Глядя в окно, я прошептал:

– Банальность зла.

– Что?

– Банальность зла. – Я с горечью улыбнулся и посмотрел на доктора. – Дракула стал бы сенсацией, а страдания сотен тысяч жертв политического безумия, бюрократизма и глупости – это всего лишь… неудобство.



В Копша-Микэ мы прибыли незадолго до темноты, и я сразу понял, почему это «мой» город. Уэстлер, Эймсли, отец Пол и Паксли на время получасовой стоянки остались в поезде; дела здесь были только у меня и Карла Берри. Фортуна повел нас за собой.

Деревня – для города поселение было слишком мало – расположилась меж крутых гор. На склонах лежал снег, но не белый, а черный. Сосульки, свисавшие с темных карнизов, были черными. На грунтовых дорогах под ногами хлюпала черно-серая каша, а сверху нависала плотная пелена черного воздуха, словно в меркнущем дневном свете колыхались миллионы крохотных мотыльков. Мимо нас проходили мужчины и женщины в черных пальто и платках; они волокли тяжелые тележки или вели за руку детей, и лица у этих людей тоже были угольно-черными. Уже в центре деревни я обнаружил, что мы шагаем по слою пепла и сажи толщиной не меньше четырех дюймов. В Южной Америке и в других местах мне приходилось видеть действующие вулканы – пепел и ночное небо там выглядели так же.

– Это… как правильно называть… завод автопокрышек. – Раду Фортуна жестом указал в сторону промышленного комбината, занимавшего почти всю долину, словно распластавшийся на земле дракон. – Он делать черный порошок для резиновых изделий… работать круглосуточно. Небо здесь всегда такое… – Фортуна горделиво обвел рукой черную мглу, которая окутывала все вокруг.

Карл Берри закашлялся:

– Бог мой, как же тут можно жить?

– Тут не жить долго, – ответил Фортуна. – Большинство старых людей, как вы и я, у них отравление свинцом. У деток… как это по-вашему… все время кашлять…

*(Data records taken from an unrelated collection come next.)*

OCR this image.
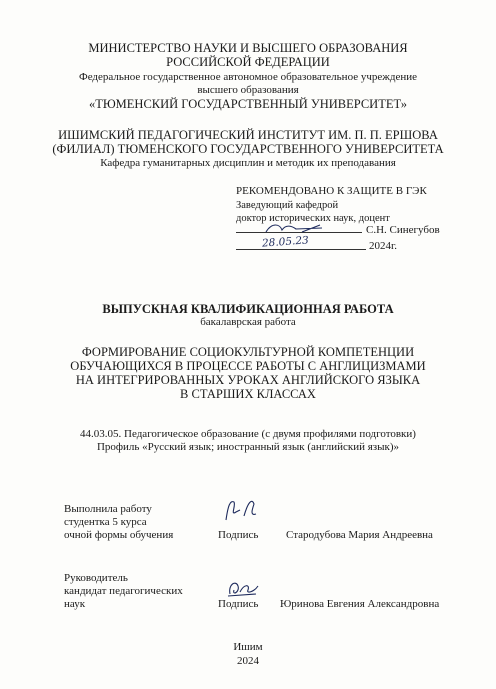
МИНИСТЕРСТВО НАУКИ И ВЫСШЕГО ОБРАЗОВАНИЯ
РОССИЙСКОЙ ФЕДЕРАЦИИ
Федеральное государственное автономное образовательное учреждение
высшего образования
«ТЮМЕНСКИЙ ГОСУДАРСТВЕННЫЙ УНИВЕРСИТЕТ»
ИШИМСКИЙ ПЕДАГОГИЧЕСКИЙ ИНСТИТУТ ИМ. П. П. ЕРШОВА
(ФИЛИАЛ) ТЮМЕНСКОГО ГОСУДАРСТВЕННОГО УНИВЕРСИТЕТА
Кафедра гуманитарных дисциплин и методик их преподавания
РЕКОМЕНДОВАНО К ЗАЩИТЕ В ГЭК
Заведующий кафедрой
доктор исторических наук, доцент
С.Н. Синегубов
28.05.23	2024г.
ВЫПУСКНАЯ КВАЛИФИКАЦИОННАЯ РАБОТА
бакалаврская работа
ФОРМИРОВАНИЕ СОЦИОКУЛЬТУРНОЙ КОМПЕТЕНЦИИ
ОБУЧАЮЩИХСЯ В ПРОЦЕССЕ РАБОТЫ С АНГЛИЦИЗМАМИ
НА ИНТЕГРИРОВАННЫХ УРОКАХ АНГЛИЙСКОГО ЯЗЫКА
В СТАРШИХ КЛАССАХ
44.03.05. Педагогическое образование (с двумя профилями подготовки)
Профиль «Русский язык; иностранный язык (английский язык)»
Выполнила работу
студентка 5 курса
очной формы обучения	Подпись	Стародубова Мария Андреевна
Руководитель
кандидат педагогических
наук	Подпись Юринова Евгения Александровна
Ишим
2024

– Астма, – подсказал Берри.

– Да, маленькие детки болеть астма. Рождаться с сердцем… вы называть это… деформатированное?

– Деформированное, – поправил Берри.

Я остановился в сотне ярдов от черного забора и черных стен завода. Деревня позади нас напоминала карандашный эскиз в черно-серых тонах. Сквозь закопченные сажей окна не пробивался даже свет ламп.

– Фортуна, почему это «мой» город? – спросил я.

Он вытянул руку, показав на завод. В линиях его ладони уже чернела сажа, манжет белой сорочки стал серым.

– Чаушеску больше нет. Завод больше не производить шины для Восточной Германии, Польши, Советского Союза… Вы хотеть? Хотеть делать вещи для вашей компании? У нас нет… как это вы говорить… надзор за охраной окружающей среды, нет запрет на вредное производство… вы бросать отходы куда угодно, делать все, как вам угодно. Вы хотеть?

Я долго стоял на черном снегу и, наверное, простоял бы еще дольше, если бы гудок поезда не возвестил, что до отправления осталось две минуты.

– Возможно, – сказал я. – Но только возможно.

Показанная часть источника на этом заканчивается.